Reading Your Dogs Body Language
Do you ever wonder what goes on in the head of your beloved dog? Dogs are smart and expressive animals. They may not have the gift of speech but it does not mean they do not communicate with the world around them. Through many different gestures, postures and sounds, they express their stress, fear, anger, submission and elation. If you want to have a healthier, safer and more fruitful friendship with your dog, you need to know his body language. Reading your dog’s body language is not difficult. Let us see what the different body parts of a dog tell us about his mood and his general state of mind.
“Eyes are the windows to the soul”. This saying holds true for dogs as well. Whether they have round button-like eyes or more elongated almond-shaped eyes, dogs express a lot through their eyes.
- When a dog is happy, the eyes are normal and relaxed.
- An alert and attentive dog has wide eyes.
- When a dog is fearful, stressed or in pain he squints his eyes. The pupils are dilated.
- A playful and excited dog’s pupils are also dilated but the eyes are wide open.

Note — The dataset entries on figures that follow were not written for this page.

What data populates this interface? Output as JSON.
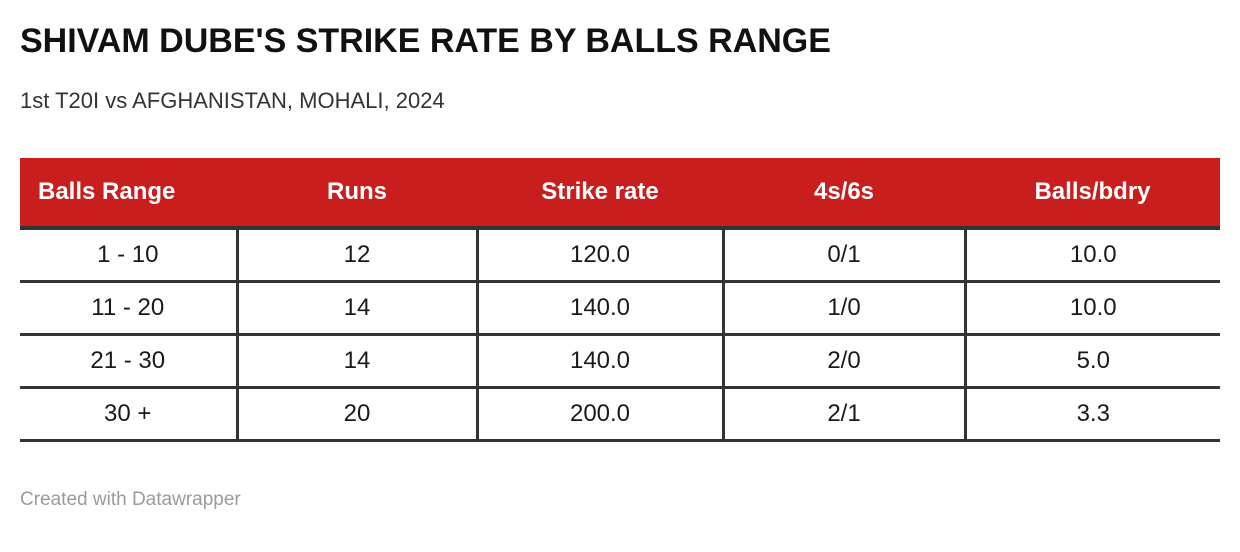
{
  "title": "SHIVAM DUBE'S STRIKE RATE BY BALLS RANGE",
  "subtitle": "1st T20I vs AFGHANISTAN, MOHALI, 2024",
  "footer": {
    "attribution": "Created with Datawrapper"
  },
  "colors": {
    "header_bg": "#c81e1e",
    "header_text": "#ffffff",
    "border": "#333333",
    "title_text": "#111111",
    "subtitle_text": "#333333",
    "cell_text": "#1a1a1a",
    "footer_text": "#9b9b9b",
    "background": "#ffffff"
  },
  "chart_data": {
    "type": "table",
    "title": "SHIVAM DUBE'S STRIKE RATE BY BALLS RANGE",
    "subtitle": "1st T20I vs AFGHANISTAN, MOHALI, 2024",
    "columns": [
      "Balls Range",
      "Runs",
      "Strike rate",
      "4s/6s",
      "Balls/bdry"
    ],
    "rows": [
      [
        "1 - 10",
        "12",
        "120.0",
        "0/1",
        "10.0"
      ],
      [
        "11 - 20",
        "14",
        "140.0",
        "1/0",
        "10.0"
      ],
      [
        "21 - 30",
        "14",
        "140.0",
        "2/0",
        "5.0"
      ],
      [
        "30 +",
        "20",
        "200.0",
        "2/1",
        "3.3"
      ]
    ],
    "layout": {
      "header_alignment": [
        "left",
        "center",
        "center",
        "center",
        "center"
      ],
      "body_alignment": "center",
      "grid": "row-and-column-separators"
    }
  }
}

- A dog that feels threatened and is ready to attack has “whale-eyes”, i.e. he shows a lot of the white of his eyes.
- A submissive and fearful dog has his eyes partly closed and only makes a brief and indirect eye contact.
Unlike us, dogs do not use their ears for hearing exclusively. Their ears are flexible and move along with their changing moods. Ears are a big part of reading your dog’s body language.

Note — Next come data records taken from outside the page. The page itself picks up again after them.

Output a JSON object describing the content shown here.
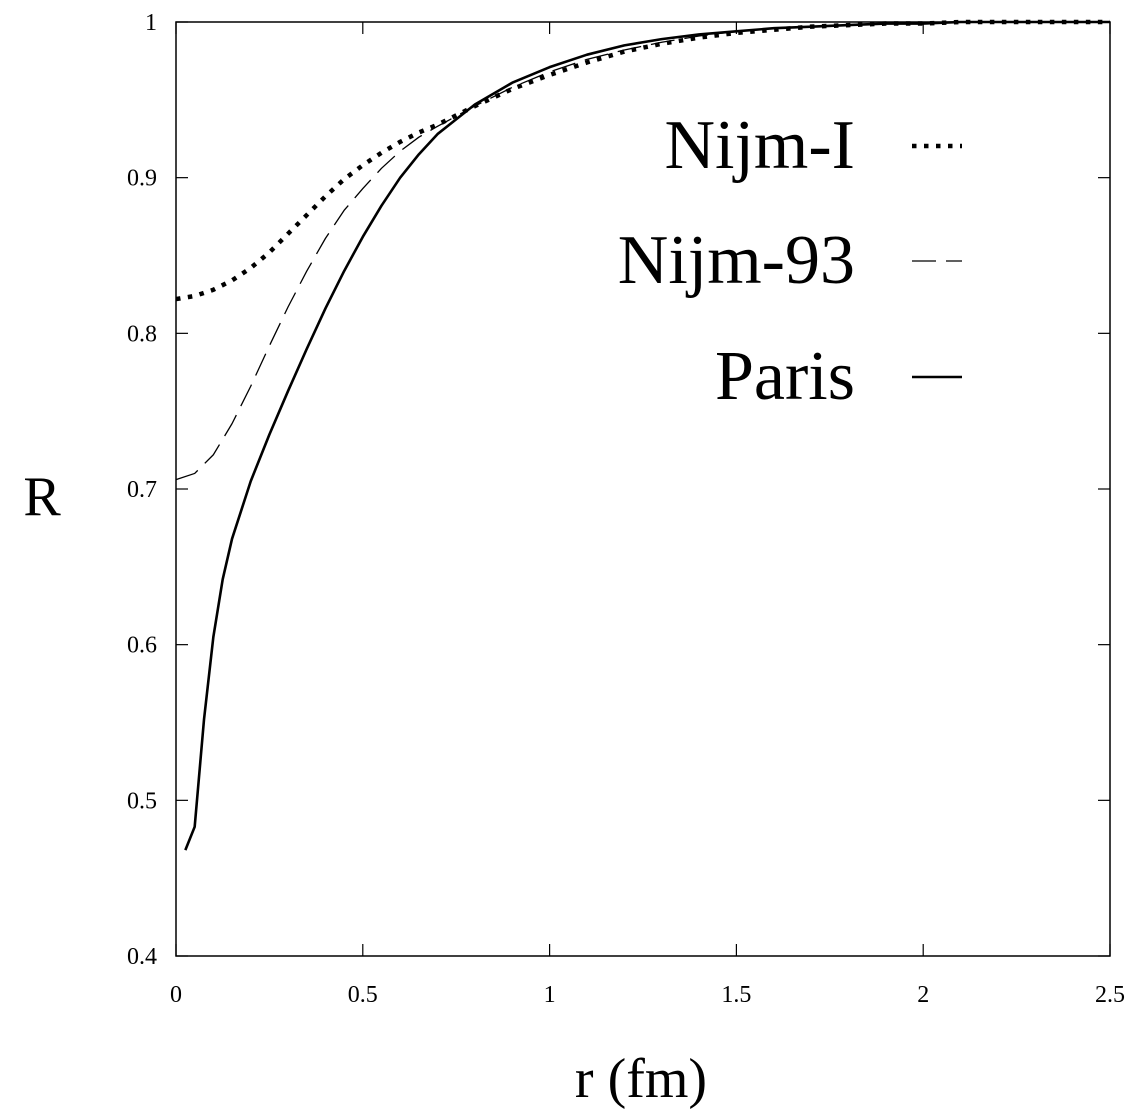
{
  "chart_data": {
    "type": "line",
    "title": "",
    "xlabel": "r (fm)",
    "ylabel": "R",
    "xlim": [
      0,
      2.5
    ],
    "ylim": [
      0.4,
      1.0
    ],
    "grid": false,
    "legend_position": "top-right",
    "xticks": [
      "0",
      "0.5",
      "1",
      "1.5",
      "2",
      "2.5"
    ],
    "yticks": [
      "0.4",
      "0.5",
      "0.6",
      "0.7",
      "0.8",
      "0.9",
      "1"
    ],
    "series": [
      {
        "name": "Nijm-I",
        "style": "dotted",
        "x": [
          0,
          0.05,
          0.1,
          0.15,
          0.2,
          0.25,
          0.3,
          0.35,
          0.4,
          0.45,
          0.5,
          0.55,
          0.6,
          0.65,
          0.7,
          0.8,
          0.9,
          1.0,
          1.1,
          1.2,
          1.3,
          1.4,
          1.5,
          1.6,
          1.7,
          1.8,
          1.9,
          2.0,
          2.1,
          2.2,
          2.3,
          2.4,
          2.5
        ],
        "y": [
          0.822,
          0.824,
          0.828,
          0.834,
          0.842,
          0.852,
          0.864,
          0.876,
          0.888,
          0.899,
          0.908,
          0.916,
          0.923,
          0.929,
          0.934,
          0.946,
          0.957,
          0.966,
          0.974,
          0.981,
          0.986,
          0.99,
          0.993,
          0.995,
          0.997,
          0.998,
          0.999,
          0.999,
          1.0,
          1.0,
          1.0,
          1.0,
          1.0
        ]
      },
      {
        "name": "Nijm-93",
        "style": "dashed",
        "x": [
          0,
          0.05,
          0.1,
          0.15,
          0.2,
          0.25,
          0.3,
          0.35,
          0.4,
          0.45,
          0.5,
          0.55,
          0.6,
          0.65,
          0.7,
          0.8,
          0.9,
          1.0,
          1.1,
          1.2,
          1.3,
          1.4,
          1.5,
          1.6,
          1.7,
          1.8,
          1.9,
          2.0,
          2.1,
          2.2,
          2.3,
          2.4,
          2.5
        ],
        "y": [
          0.706,
          0.71,
          0.722,
          0.742,
          0.766,
          0.792,
          0.817,
          0.84,
          0.861,
          0.879,
          0.893,
          0.906,
          0.917,
          0.926,
          0.933,
          0.946,
          0.958,
          0.968,
          0.976,
          0.982,
          0.987,
          0.991,
          0.994,
          0.996,
          0.997,
          0.998,
          0.999,
          0.999,
          1.0,
          1.0,
          1.0,
          1.0,
          1.0
        ]
      },
      {
        "name": "Paris",
        "style": "solid",
        "x": [
          0.025,
          0.05,
          0.075,
          0.1,
          0.125,
          0.15,
          0.2,
          0.25,
          0.3,
          0.35,
          0.4,
          0.45,
          0.5,
          0.55,
          0.6,
          0.65,
          0.7,
          0.8,
          0.9,
          1.0,
          1.1,
          1.2,
          1.3,
          1.4,
          1.5,
          1.6,
          1.7,
          1.8,
          1.9,
          2.0,
          2.1,
          2.2,
          2.3,
          2.4,
          2.5
        ],
        "y": [
          0.468,
          0.483,
          0.552,
          0.605,
          0.642,
          0.668,
          0.705,
          0.735,
          0.763,
          0.79,
          0.816,
          0.84,
          0.862,
          0.882,
          0.9,
          0.915,
          0.928,
          0.947,
          0.961,
          0.971,
          0.979,
          0.985,
          0.989,
          0.992,
          0.994,
          0.996,
          0.997,
          0.998,
          0.999,
          0.999,
          1.0,
          1.0,
          1.0,
          1.0,
          1.0
        ]
      }
    ]
  }
}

- A comfortable dog has his ears in the natural relaxed position.
- An attentive dog has twitching and forward leaning ears.
- An aggressive dog’s ears are also forward but may be directing slightly to the sides in a wide V-shape.
- A stressed and fearful dog has his ears back
- A submissive dog has the ears back and flat.
- A playful and excited dog has his ears up.
A dog’s tail tells many tales. A dog has one of the most expressive tails in the animal world. A dog’s ability to convey his emotions does depend on the type of tail he was born with. Whether they are naturally hanging tails, curled up, tucked in or short bobtails, they express plenty.
- A content and unconcerned dog keeps the tail in its natural relaxed position.
- An alert dog gets the tail in a horizontal but not stiff position
- A dominant and aggressive dog’s tail is stiff and raised.
- A dog under attack may show its fear and aggression by tucking his tail between the legs.
- A stressed and worried dog has its tail down
- A playful dog gets his tail up while a happy and thankful dog may wag his tail from side to side.
Back (Overall Body Posture)
The shape of the back mostly determines the overall body posture. Depending on how he is feeling, a dog tries to make his body look big or small to clearly express his intentions.
- A relaxed and unthreatened dog has a normal stance with a relaxed back.
- A dog checking out something would lean slightly forward.
- An aggressive dog will have a tense back with the hackles (hair along the backbone) raised.
- A fearful yet aggressive dog will lower his body and lean forward, ready to pounce if attacked.
- A fearful and stressed dog would lower his back and make himself look small.
- A totally submissive dog will roll on the ground exposing his stomach and throat.
Hopefully these tips will allow you to read your dog’s body language better and will help you build a better relationship with him.